Jeremiah lead me to a tree trunk, fallen over our fence. Long vines hung from the tree branches above it, and we struggled for what seemed like a lifetime to balance-walk up the log at a perilous angle. Just at the very end, when we were a good three feet above the ground, and our bare feet were wobbling on the unsteady plank, we grabbed the tree vine and peered over into the wilderness on the other side of the fence into a jungle of bracken and green balls of fruit littering the ground before we jumped down.
I danced and sang across the field, and then was drawn by Jeremiah to our plum tree, which he tenaciously proceeded to climb. I looked on from the ground, quite skeptical. But Jeremiah had faith in my agility abilities, and before long I was huffing and puffing from a painful, dangerous heave into the branches. I sat down in a little nook until the ants and daddy-long-legs climbing up and down the branches had scared me sufficiently enough to try to get down. It was definitely harder to get down than to get up, but we both did succeed, with many bark-burns and scrapes, but an invigorating sense of restored childhood in heart. I envied the squirrels' limberness as they chattered around us, scampering quickly up the trees to gather their autumn harvest. Little chipmunks squatted on the branches, their cheeks puffed out with walnuts and their tiny hands clutching eagerly at their next mouthful.
We were almost through with our outside activities, and, as our last salute to nature, went on a hunt for pears in the pear tree. It was quite through producing, however, and our attention soon turned to an area of ground that was covered in green fruit balls, just like the ones we had seen from the fallen tree trunk. There must be a tree somewhere that produced these things. Jeremiah picked one up, timidly peeled away the orange-like crust, and stared at the ridged dark ball inside. I took it and began to tear away at the specimen, gradually realizing with joy that it was a walnut. So this was where those squirrels got their winter's food. I pried my fingernails into the black hull, trying to crack it open, but availed not, and Jeremiah and I soon abandoned the fruit and journeyed back inside.
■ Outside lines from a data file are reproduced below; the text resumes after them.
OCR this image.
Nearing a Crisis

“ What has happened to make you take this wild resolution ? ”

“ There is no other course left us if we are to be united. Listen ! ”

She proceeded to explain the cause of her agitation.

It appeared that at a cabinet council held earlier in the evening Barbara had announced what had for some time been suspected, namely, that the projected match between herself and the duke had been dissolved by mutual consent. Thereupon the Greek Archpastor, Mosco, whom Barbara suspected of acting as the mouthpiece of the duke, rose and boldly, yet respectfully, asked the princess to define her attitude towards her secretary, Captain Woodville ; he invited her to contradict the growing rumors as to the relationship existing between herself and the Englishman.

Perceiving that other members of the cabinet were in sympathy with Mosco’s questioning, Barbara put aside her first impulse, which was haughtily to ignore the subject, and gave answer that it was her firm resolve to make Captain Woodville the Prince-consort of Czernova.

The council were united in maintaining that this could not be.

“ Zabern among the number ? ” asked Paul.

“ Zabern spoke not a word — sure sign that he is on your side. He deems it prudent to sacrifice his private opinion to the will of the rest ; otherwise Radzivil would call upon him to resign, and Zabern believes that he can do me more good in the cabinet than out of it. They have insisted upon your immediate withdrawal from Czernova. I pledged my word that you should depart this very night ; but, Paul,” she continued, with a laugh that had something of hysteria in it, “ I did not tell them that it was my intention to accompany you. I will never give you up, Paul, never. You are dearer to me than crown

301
A shower commenced, and, once the chiggers were well washed away, I dressed and grabbed the fingernail clippers to try to scrape the dirt from under my nails. The tips were blacker than I had ever seen, and no matter how deep I went or how harshly I scraped, the black would not go away. It was then that from the storage room in the back of my brain came a memory of a long-forgotten history lesson wherein I had read of the pioneers boiling black walnut hulls to make their ink. Horror filled me, and I ran to Annie to beg for assistance. I had dyed my fingertips black. She painted them red, but the black was much too bold for the polish, and the overall effect seemed to be that of a woman living in the London slums who paints her nails to hide the dirt underneath. In fact, for the first time in my life I felt like a Dickens character. Actually, it was just a bit romantic. It reminded me of the old scrapes I had read in Anne of Green Gables and other like children tomes. I mentally added a new chapter to the memoir that runs in my brain, and joyfully awaited the growing out of my nails. Thank God for calcium!